Gabriel Citerne était le fils d’un ouvrier charron devenu ouvrier des tramways, mort accidentellement en 1931 à Villejuif (Seine, Val-de-Marne), et de Maria Labbé, ménagère couturière. Né Gabriel Labbé, il fut reconnu par le mariage de ses parents en août 1902 à Saint-Hilaire.

Il fit des études primaires aux écoles communales de Montrouge (Seine, Hauts-de-Seine) et de L’Haÿ-les-Roses (Seine, Val-de-Marne). Son éducation, disait-il en 1932, fut « presque nulle... ayant obtenu le certificat d’études par le plus grand des hasards ». Plus tard, il a « lu beaucoup mais peu retenu. » Il commença à travailler en 1915 à Montrouge dans la carosserie-auto, puis fut manœuvre et machiniste sur bois (profession : toupilleur).

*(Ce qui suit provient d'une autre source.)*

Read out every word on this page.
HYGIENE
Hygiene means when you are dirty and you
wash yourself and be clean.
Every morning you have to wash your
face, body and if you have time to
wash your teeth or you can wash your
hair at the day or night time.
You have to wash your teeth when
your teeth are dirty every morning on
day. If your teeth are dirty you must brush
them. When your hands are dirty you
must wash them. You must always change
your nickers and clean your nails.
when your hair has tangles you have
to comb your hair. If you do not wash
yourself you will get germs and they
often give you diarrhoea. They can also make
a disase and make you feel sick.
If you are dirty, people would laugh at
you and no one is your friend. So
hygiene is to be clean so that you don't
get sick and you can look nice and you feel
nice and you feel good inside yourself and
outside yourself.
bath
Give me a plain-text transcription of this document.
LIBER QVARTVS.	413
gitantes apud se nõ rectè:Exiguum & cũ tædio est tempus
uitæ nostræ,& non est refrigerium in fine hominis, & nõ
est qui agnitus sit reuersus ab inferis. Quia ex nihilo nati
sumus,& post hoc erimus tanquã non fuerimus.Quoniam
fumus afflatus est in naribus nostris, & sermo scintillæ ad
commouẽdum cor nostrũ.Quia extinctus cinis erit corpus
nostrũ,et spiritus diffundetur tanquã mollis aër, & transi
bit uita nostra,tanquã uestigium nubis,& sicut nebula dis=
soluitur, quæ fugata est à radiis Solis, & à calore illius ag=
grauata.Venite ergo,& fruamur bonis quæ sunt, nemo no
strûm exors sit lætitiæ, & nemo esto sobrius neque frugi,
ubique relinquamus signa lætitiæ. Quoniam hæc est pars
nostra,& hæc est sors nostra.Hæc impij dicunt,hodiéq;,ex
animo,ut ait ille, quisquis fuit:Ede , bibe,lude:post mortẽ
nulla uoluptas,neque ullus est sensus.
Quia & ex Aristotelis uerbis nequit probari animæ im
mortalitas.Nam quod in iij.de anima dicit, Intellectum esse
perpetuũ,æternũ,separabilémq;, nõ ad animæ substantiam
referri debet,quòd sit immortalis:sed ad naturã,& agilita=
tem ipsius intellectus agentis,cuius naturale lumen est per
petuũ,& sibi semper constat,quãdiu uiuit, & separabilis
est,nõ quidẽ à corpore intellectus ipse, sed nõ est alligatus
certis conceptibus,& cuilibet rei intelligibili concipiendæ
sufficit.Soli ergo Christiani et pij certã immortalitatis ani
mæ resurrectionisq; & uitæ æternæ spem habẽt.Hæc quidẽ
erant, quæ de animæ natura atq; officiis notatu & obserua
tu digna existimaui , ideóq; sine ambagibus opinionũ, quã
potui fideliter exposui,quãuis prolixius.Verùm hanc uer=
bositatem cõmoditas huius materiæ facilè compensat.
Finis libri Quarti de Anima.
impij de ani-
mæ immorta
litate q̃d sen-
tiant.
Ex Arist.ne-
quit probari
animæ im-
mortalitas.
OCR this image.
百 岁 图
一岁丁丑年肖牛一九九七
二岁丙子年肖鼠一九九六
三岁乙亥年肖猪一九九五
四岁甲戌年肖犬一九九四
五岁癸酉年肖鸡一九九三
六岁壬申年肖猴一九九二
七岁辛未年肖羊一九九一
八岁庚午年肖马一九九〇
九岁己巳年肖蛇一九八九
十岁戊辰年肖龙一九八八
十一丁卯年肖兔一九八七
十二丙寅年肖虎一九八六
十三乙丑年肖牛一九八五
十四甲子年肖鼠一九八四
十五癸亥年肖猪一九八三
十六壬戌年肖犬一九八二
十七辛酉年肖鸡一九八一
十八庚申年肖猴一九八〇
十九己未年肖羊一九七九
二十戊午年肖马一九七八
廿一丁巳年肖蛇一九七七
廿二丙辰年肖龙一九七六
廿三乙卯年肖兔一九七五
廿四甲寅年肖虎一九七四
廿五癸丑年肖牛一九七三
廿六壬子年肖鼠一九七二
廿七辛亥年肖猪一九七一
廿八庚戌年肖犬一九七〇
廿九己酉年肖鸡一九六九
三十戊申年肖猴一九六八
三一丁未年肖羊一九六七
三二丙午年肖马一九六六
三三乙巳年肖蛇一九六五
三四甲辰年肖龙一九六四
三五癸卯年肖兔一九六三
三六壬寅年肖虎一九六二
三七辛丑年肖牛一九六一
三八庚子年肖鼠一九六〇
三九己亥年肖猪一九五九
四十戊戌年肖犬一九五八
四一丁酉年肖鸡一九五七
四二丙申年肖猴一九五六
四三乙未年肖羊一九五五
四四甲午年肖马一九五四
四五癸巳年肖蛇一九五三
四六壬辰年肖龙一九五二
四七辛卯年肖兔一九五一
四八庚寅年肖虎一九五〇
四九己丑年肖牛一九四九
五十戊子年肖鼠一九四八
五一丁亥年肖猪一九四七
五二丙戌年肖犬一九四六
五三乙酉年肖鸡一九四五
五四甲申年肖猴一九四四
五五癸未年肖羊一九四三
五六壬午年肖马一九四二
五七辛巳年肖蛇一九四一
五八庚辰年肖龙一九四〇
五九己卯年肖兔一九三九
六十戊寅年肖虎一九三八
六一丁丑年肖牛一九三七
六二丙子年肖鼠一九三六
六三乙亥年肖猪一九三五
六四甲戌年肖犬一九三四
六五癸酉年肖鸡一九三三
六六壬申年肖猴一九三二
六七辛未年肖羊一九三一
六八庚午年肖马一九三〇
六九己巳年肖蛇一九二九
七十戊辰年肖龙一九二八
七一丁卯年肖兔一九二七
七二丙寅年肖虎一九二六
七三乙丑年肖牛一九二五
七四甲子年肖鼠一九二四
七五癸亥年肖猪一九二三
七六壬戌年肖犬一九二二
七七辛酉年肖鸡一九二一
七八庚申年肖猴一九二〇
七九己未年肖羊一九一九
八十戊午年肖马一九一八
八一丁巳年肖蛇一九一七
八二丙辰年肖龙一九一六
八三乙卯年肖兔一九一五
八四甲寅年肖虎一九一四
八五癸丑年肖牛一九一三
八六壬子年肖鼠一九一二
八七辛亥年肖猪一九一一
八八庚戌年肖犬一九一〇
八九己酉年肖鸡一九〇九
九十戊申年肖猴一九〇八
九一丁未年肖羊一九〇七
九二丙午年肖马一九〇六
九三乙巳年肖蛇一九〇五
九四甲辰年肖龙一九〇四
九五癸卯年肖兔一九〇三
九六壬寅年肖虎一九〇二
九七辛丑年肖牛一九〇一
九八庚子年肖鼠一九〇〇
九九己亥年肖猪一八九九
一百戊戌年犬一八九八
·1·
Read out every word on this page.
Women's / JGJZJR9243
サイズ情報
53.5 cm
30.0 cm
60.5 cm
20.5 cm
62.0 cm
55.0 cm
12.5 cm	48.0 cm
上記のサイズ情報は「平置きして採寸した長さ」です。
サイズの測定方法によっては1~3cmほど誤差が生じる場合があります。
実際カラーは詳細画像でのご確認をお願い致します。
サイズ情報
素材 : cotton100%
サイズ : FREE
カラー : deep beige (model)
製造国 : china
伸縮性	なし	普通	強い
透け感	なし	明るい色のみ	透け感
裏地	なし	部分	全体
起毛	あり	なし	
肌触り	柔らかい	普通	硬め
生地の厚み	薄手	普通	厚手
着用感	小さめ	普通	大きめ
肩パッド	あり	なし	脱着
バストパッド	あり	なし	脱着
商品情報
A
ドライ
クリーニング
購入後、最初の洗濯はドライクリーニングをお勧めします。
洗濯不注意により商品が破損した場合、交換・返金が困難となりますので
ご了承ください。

De 1921 à 1923, il fit son service militaire au 156e RI à Mulhouse. Lors de l’occupation de la Ruhr, il participa à un refus collectif de soldats et devait être déféré au Conseil de guerre pour refus d’obéissance, mais il n’y eut pas de suites. À son retour, il fit de nombreux métiers : dans des usines métallurgiques (Citroën-Panhard...), aux pépinières de L’Haÿ-les-Roses, dans diverses entreprises du bâtiment (menuiserie, béton armé). Son appartenance syndicale reflète ce parcours professionnel puisqu’il fut, après 1920, membre des syndicats du bâtiment, des employés, du bois et, de nouveau, du bâtiment comme cimentier. En décembre 1928, il devint permanent rémunéré à l’administration de La Défense, organe du Secours Rouge international (SRI).

Gabriel Citerne avait d’abord épousé Simone Segrette, membre du syndicat des employés, qui travaillait comme sténo-dactylo à la Bellevilloise. Elle était la fille d’un ouvrier du bâtiment communiste. Ils eurent une petite fille, puis le couple se sépara et la femme mourut en août 1931 des suites d’une opération ; leur fille Ginette avait alors six ans. Citerne vécut avec Germaine Mathé, dactylo comptable, membre des Jeunesses communistes et trésorière du SRI de la Région parisienne. Née le 11 mars 1913 à La Rochelle (Charente-Inférieure, Charente-Maritime), elle était la fille d’un cheminot habitant alors à Carrières-sur-Seine (Seine-et-Oise, Yvelines).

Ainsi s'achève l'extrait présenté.